Ce livre est dense, presque trop. Les informations sont nombreuses, l’auteur nous rapporte des dizaines d’expériences et nous explique ses résultats basés sur des statistiques. Système 1 / Système 2 n’est pas agréable à lire, de nombreuses personnes le commence sans arriver au bout mais c’est indiscutable : Daniel Kahneman a réussi à condenser en un ouvrage près de cinquante ans de découvertes fondamentales en psychologie sociale.

Il m’est donc impossible de vous proposer un résumé fidèle en seulement quelques milliers de mots.

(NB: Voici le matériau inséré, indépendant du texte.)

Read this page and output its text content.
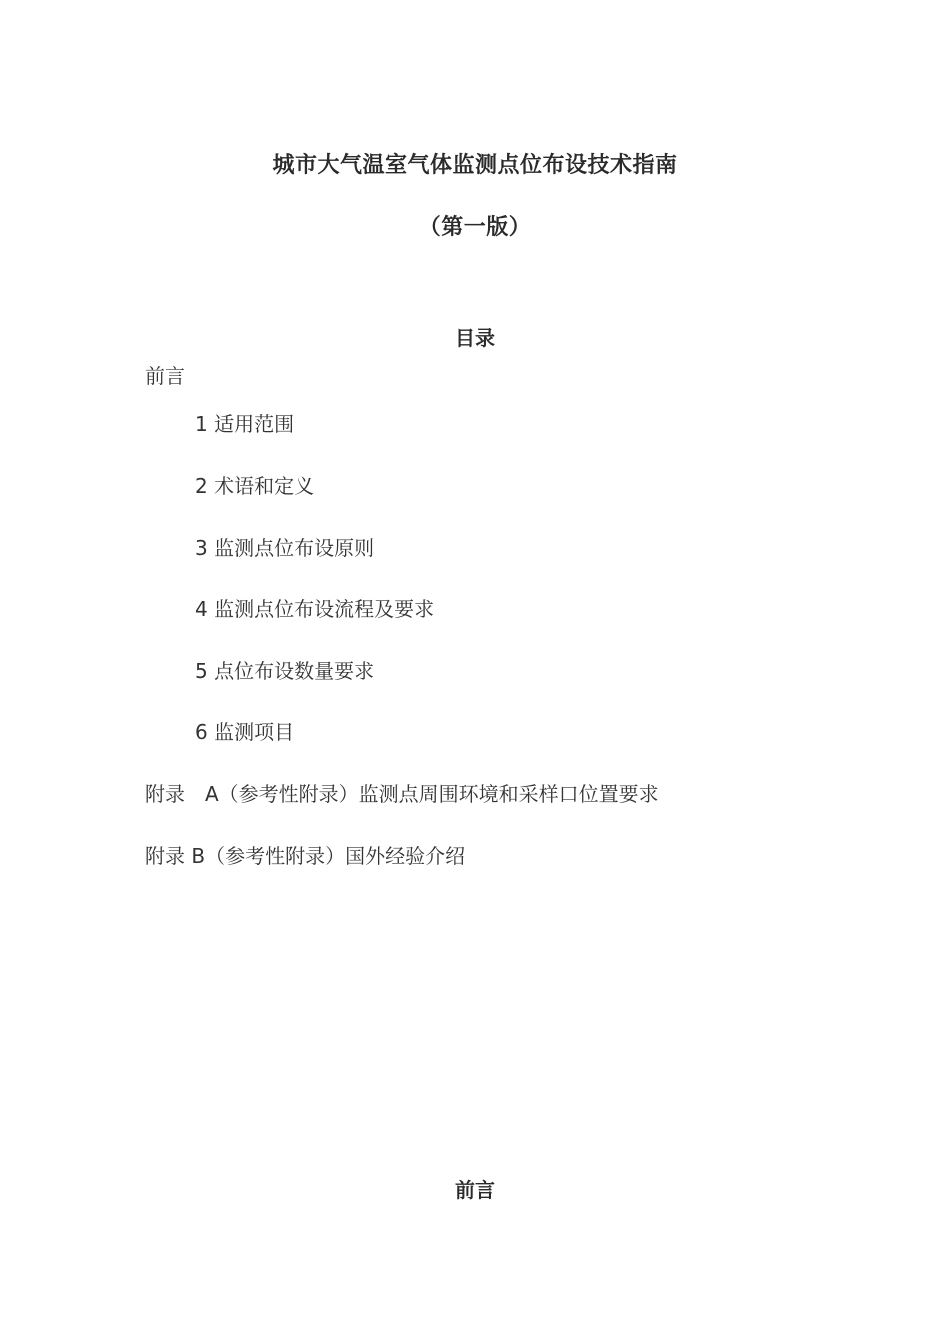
城市大气温室气体监测点位布设技术指南
（第一版）
目录
前言
1 适用范围
2 术语和定义
3 监测点位布设原则
4 监测点位布设流程及要求
5 点位布设数量要求
6 监测项目
附录　A（参考性附录）监测点周围环境和采样口位置要求
附录 B（参考性附录）国外经验介绍
前言
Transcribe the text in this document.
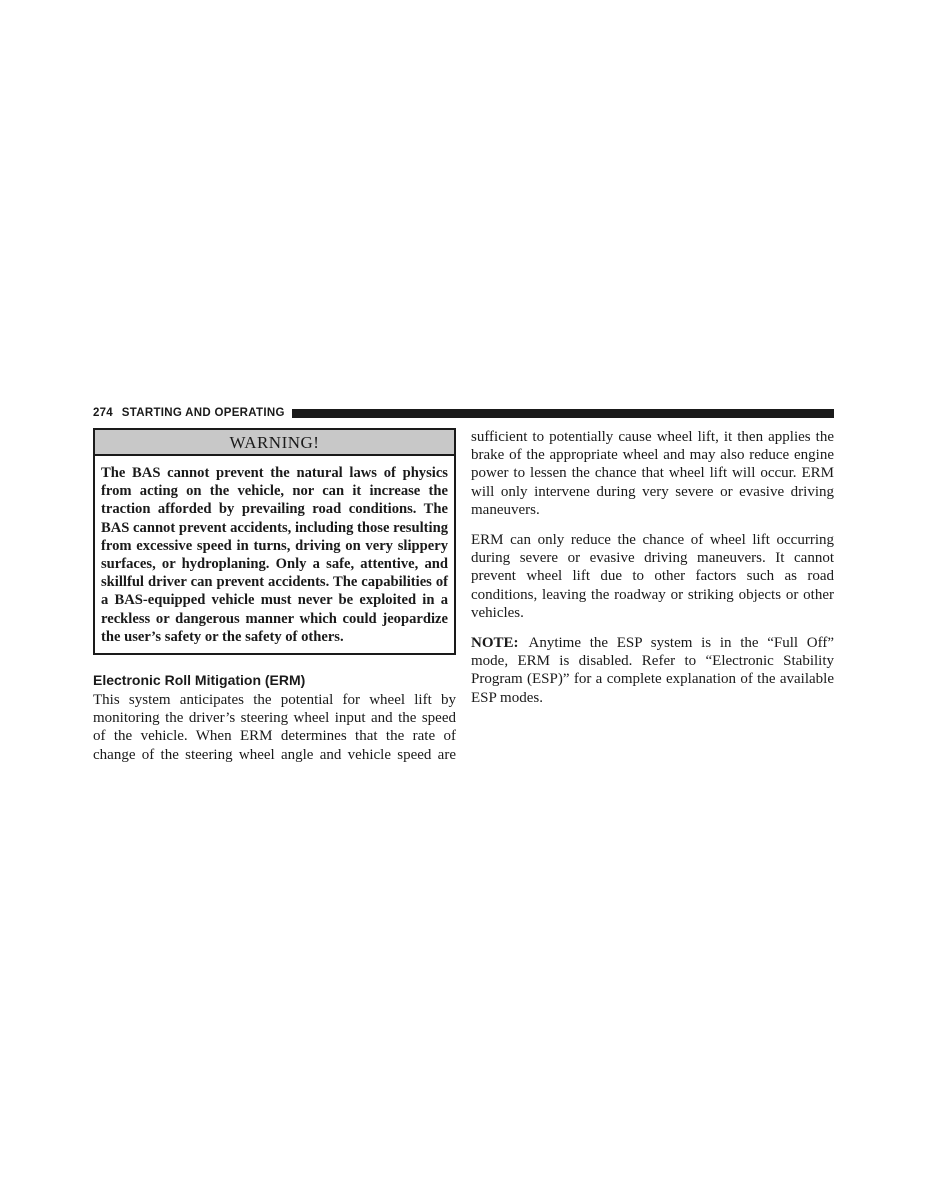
274 STARTING AND OPERATING
WARNING!
The BAS cannot prevent the natural laws of physics from acting on the vehicle, nor can it increase the traction afforded by prevailing road conditions. The BAS cannot prevent accidents, including those resulting from excessive speed in turns, driving on very slippery surfaces, or hydroplaning. Only a safe, attentive, and skillful driver can prevent accidents. The capabilities of a BAS-equipped vehicle must never be exploited in a reckless or dangerous manner which could jeopardize the user’s safety or the safety of others.
Electronic Roll Mitigation (ERM)

This system anticipates the potential for wheel lift by monitoring the driver’s steering wheel input and the speed of the vehicle. When ERM determines that the rate of change of the steering wheel angle and vehicle speed are

sufficient to potentially cause wheel lift, it then applies the brake of the appropriate wheel and may also reduce engine power to lessen the chance that wheel lift will occur. ERM will only intervene during very severe or evasive driving maneuvers.

ERM can only reduce the chance of wheel lift occurring during severe or evasive driving maneuvers. It cannot prevent wheel lift due to other factors such as road conditions, leaving the roadway or striking objects or other vehicles.

NOTE: Anytime the ESP system is in the “Full Off” mode, ERM is disabled. Refer to “Electronic Stability Program (ESP)” for a complete explanation of the available ESP modes.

Si vous souhaitez aller plus loin je ne peux que vous conseiller de vous offrir ce livre.

À qui ce livre s’adresse-t-il ?

Ce livre peut s’adresser à tout le monde. Il traite de l’esprit humain et de ses biais et nous pousse à mettre plus de réflexion dans nos jugements. Il nous démontre par la preuve scientifique que nos choix intuitifs sont imparfaits et que tenter de les rationaliser peut être une excellente chose.

Je pense que ce livre est d’une importance capitale pour toutes les personnes qui agissent un moment ou un autre sur un esprit humain. Marketeurs, commerciaux, UX designers, politiciens, journalistes et mêmes juristes et magistrats. Cet ouvrage peut vous expliquer comment fonctionne votre esprit mais aussi celui des cibles de votre activité.

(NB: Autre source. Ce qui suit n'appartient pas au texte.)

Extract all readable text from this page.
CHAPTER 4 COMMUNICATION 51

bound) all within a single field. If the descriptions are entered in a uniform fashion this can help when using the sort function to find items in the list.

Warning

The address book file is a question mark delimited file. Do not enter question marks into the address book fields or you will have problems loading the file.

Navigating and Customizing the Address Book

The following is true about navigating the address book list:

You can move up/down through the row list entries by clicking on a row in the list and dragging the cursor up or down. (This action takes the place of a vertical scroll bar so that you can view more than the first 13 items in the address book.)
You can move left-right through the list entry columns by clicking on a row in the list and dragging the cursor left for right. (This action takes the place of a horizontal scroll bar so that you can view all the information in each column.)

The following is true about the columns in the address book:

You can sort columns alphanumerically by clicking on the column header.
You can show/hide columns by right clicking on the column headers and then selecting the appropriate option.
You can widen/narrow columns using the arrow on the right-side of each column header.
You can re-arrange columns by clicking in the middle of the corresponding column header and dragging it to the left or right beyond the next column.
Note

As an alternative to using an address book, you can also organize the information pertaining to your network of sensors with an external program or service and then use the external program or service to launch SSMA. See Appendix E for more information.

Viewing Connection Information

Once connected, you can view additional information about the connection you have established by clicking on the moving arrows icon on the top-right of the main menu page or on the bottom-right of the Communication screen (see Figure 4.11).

Les deux systèmes de la pensée, les erreurs de l’intuition

L’auteur commence son ouvrage en différenciant le système 1 et le système 2. Nous n’avons pas à proprement parler 2 systèmes de pensée mais c’est un modèle mental, un modèle permettant de simplifier la réalité pour nous aider à mieux la comprendre.

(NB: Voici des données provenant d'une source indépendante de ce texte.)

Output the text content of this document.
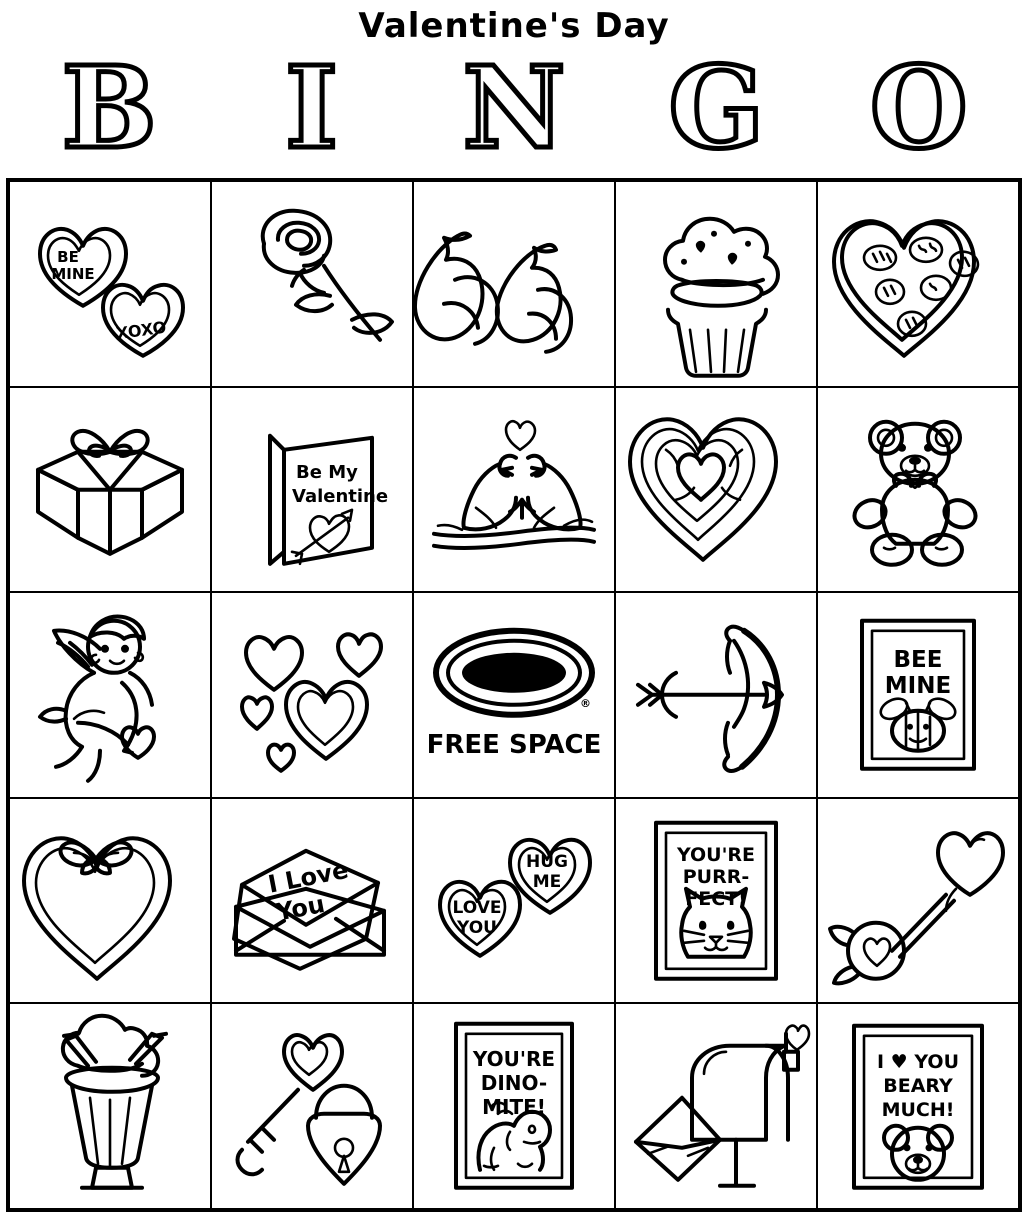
Valentine's Day
B	I	N G O
BE
MINE
XOXO
Be My
Valentine
Crayola
®
FREE SPACE
BEE
MINE
I Love
You
HUG
ME
LOVE
YOU
YOU'RE
PURR-
FECT!
YOU'RE
DINO-
MITE!
I ♥ YOU
BEARY
MUCH!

En posant ce postulat initial nous admettons que nous avons deux systèmes de pensée. Le système 1 est notre système automatique, il est toujours en fonctionnement et nous aide à avoir des réactions rapides et intuitives. Le second système, le système 2, est quant à lui rationnel. C’est ce système que nous employons quand nous pensons et réfléchissons activement à quelque chose. Le problème c’est que le système 2 est plutôt fatiguant à employer et lent à mettre en place. Quand nous devons réagir rapidement pour notre survie, c’est le système 1 qui choisit pour nous.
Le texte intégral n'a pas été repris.